Я такое видел раньше. Всё уже было: и этот огромный зал с языками пламени в очаге посередине, и десятки уважаемых мужей, стоящих вдоль стен, и величественный конунг в злате и серебре, и даже гнездящаяся в теле боль и покрытая шкурами лавка, куда меня положили. Встревоженное лицо отца, злые ульверы рядом, звонкий голосок Вагна Акессона, который не мог замолкнуть даже на мгновение, хмурые шепотки созванных хёвдингов и ярлов.

Разве что прежде не было великана Стюрбьерна, возвышающегося над всеми, как огромная скала. Он подошел ко мне сразу, как я устроился на своем ложе, ласково поприветствовал и поблагодарил за переданную весть:

— Вот уж никак не ожидал, что сын Зигварда Безухого прибудет ко мне сам! Как я мог не откликнуться на его зов после такой чести? Ты давай побыстрее вставай на ноги! Будем вместе бить тварей!

От зычного голоса в голове загудело, но я был рад видеть Стюрбьерна. Уж не знаю, поможет ли его хирд Северным островам, но лишним точно не будет.

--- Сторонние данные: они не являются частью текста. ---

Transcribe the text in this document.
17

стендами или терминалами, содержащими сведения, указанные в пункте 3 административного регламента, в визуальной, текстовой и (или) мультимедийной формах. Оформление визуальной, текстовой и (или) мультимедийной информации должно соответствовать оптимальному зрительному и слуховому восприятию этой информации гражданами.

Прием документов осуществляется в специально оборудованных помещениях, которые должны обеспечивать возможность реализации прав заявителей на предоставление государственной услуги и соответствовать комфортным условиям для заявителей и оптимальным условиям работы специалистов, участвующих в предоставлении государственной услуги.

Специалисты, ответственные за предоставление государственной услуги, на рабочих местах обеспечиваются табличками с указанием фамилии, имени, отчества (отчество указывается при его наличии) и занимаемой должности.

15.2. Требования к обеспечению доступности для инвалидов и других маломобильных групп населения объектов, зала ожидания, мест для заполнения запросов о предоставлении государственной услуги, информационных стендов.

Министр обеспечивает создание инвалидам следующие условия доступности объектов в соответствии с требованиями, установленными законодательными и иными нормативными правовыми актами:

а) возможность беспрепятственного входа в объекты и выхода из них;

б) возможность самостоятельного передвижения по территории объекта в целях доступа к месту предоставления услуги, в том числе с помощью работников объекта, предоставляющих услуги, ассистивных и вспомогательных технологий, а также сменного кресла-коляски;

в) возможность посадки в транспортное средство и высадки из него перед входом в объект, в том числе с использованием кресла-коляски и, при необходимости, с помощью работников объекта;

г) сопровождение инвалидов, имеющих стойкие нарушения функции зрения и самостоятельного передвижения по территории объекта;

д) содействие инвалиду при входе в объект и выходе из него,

Последними ввели Скиррессонов, и они выглядели получше моего. Знать, Гейр всё же сдержал ульверов и не дал покалечить ублюдков. И я не знал, хорошо это или плохо. С одной стороны, Лопата не пошел против моего слова, так как я не успел ничего сказать, с другой — он взял и поворотил весь хирд так, как ему вздумалось. А ведь он только-только присоединился к нам! Впереди него не один я, но и Простодушный, и Вепрь, и Дометий… Если Гейр принудил их силой, тогда как мне оставлять его за своей спиной? Тут еще надо будет разбираться.

Перво-наперво Рагнвальд дал слово моему отцу. Эрлинг рассказал историю моей вражды с ярлом Скирре с самого начала: про разорение Растранда, про смерть Роальда, про Торкеля Мачту и про попытку похищения Фольмунда. Об этом уже говорилось на предыдущем суде, что был четыре зимы назад, кто-то слыхал о том, кто-то — нет. Потом отец поведал о нанятых хирдах, что перекрыли выход из Сторбаша, и об их смерти от рук нашего хирда. Дальше речь повел Харальд Прекрасноволосый. Он рассказал правду о смерти ярла Скирре, о причине своей мести и о гибели своих хирдманов.

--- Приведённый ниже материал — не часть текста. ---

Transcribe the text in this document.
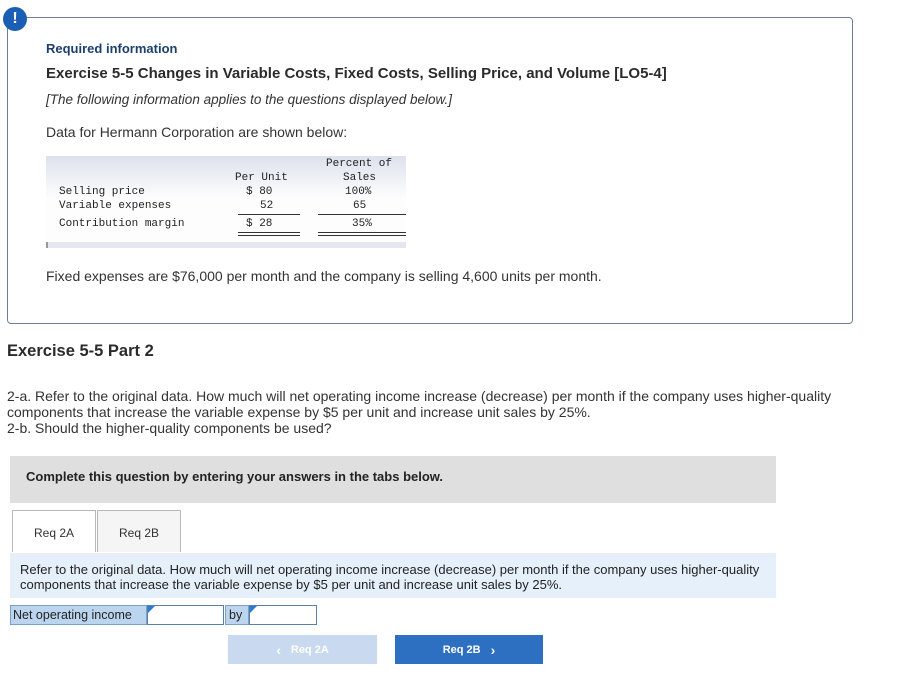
!
Required information
Exercise 5-5 Changes in Variable Costs, Fixed Costs, Selling Price, and Volume [LO5-4]
[The following information applies to the questions displayed below.]
Data for Hermann Corporation are shown below:
Percent of
Per Unit	Sales
Selling price	$ 80	100%
Variable expenses	52	65
Contribution margin	$ 28	35%
Fixed expenses are $76,000 per month and the company is selling 4,600 units per month.
Exercise 5-5 Part 2
2-a. Refer to the original data. How much will net operating income increase (decrease) per month if the company uses higher-quality components that increase the variable expense by $5 per unit and increase unit sales by 25%.
2-b. Should the higher-quality components be used?
Complete this question by entering your answers in the tabs below.
Req 2A	Req 2B
Refer to the original data. How much will net operating income increase (decrease) per month if the company uses higher-quality components that increase the variable expense by $5 per unit and increase unit sales by 25%.
Net operating income	by
‹ Req 2A	Req 2B ›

— Мои люди пропадали не во время пьянок или отдыха, — добавил Харальд. — Они гибли во льдах, когда выслеживали тварей. Мы принесли весть о захвате Бриттланда, мы откликнулись на зов конунга и помогали биться с наступающей Бездной! Но мои люди погибли не в твариных когтях, а под пытками сыновей Скирре. Они прошли до конца тот путь, на который Кай Лютый лишь едва заступил.

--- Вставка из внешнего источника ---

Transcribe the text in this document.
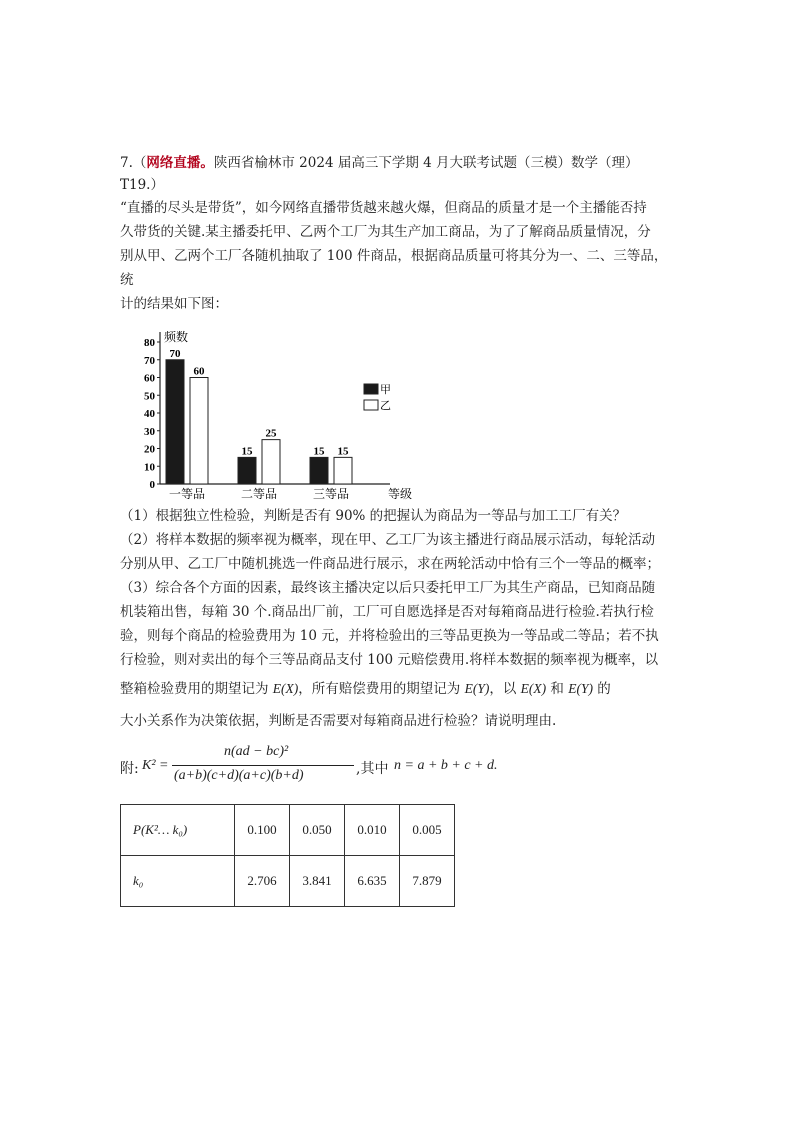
7.（网络直播。陕西省榆林市 2024 届高三下学期 4 月大联考试题（三模）数学（理）
T19.）
“直播的尽头是带货”，如今网络直播带货越来越火爆，但商品的质量才是一个主播能否持
久带货的关键.某主播委托甲、乙两个工厂为其生产加工商品，为了了解商品质量情况，分
别从甲、乙两个工厂各随机抽取了 100 件商品，根据商品质量可将其分为一、二、三等品，统
计的结果如下图：
频数
等级
0
10
20
30
40
50
60
70
80
70
60
一等品
15
25
二等品
15 15
三等品
甲
乙
（1）根据独立性检验，判断是否有 90% 的把握认为商品为一等品与加工工厂有关？
（2）将样本数据的频率视为概率，现在甲、乙工厂为该主播进行商品展示活动，每轮活动
分别从甲、乙工厂中随机挑选一件商品进行展示，求在两轮活动中恰有三个一等品的概率；
（3）综合各个方面的因素，最终该主播决定以后只委托甲工厂为其生产商品，已知商品随
机装箱出售，每箱 30 个.商品出厂前，工厂可自愿选择是否对每箱商品进行检验.若执行检
验，则每个商品的检验费用为 10 元，并将检验出的三等品更换为一等品或二等品；若不执
行检验，则对卖出的每个三等品商品支付 100 元赔偿费用.将样本数据的频率视为概率，以
整箱检验费用的期望记为 E(X)，所有赔偿费用的期望记为 E(Y)，以 E(X) 和 E(Y) 的
大小关系作为决策依据，判断是否需要对每箱商品进行检验？请说明理由.
附: K² =
n(ad − bc)²
(a+b)(c+d)(a+c)(b+d)	,其中 n = a + b + c + d.
P(K²… k₀)	0.100	0.050	0.010	0.005
k₀	2.706	3.841	6.635	7.879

Волей-неволей все присутствующие взглянули на меня. Я лишь криво усмехнулся. Харальд, оказывается, умел говорить красиво и убедительно.

Потом взял слово Магнус. Он поведал всем о моих заслугах, о силе хирдманов, которых я привел из дальних земель, о том, как именно ульверы дважды вызволили ярла Гейра и привезли весть о Бездне на его землях, о том, что мы вычистили два острова от тварей, и что Скиррессоны поймали меня в тот день, когда ульверы только вернулись после месячного похода.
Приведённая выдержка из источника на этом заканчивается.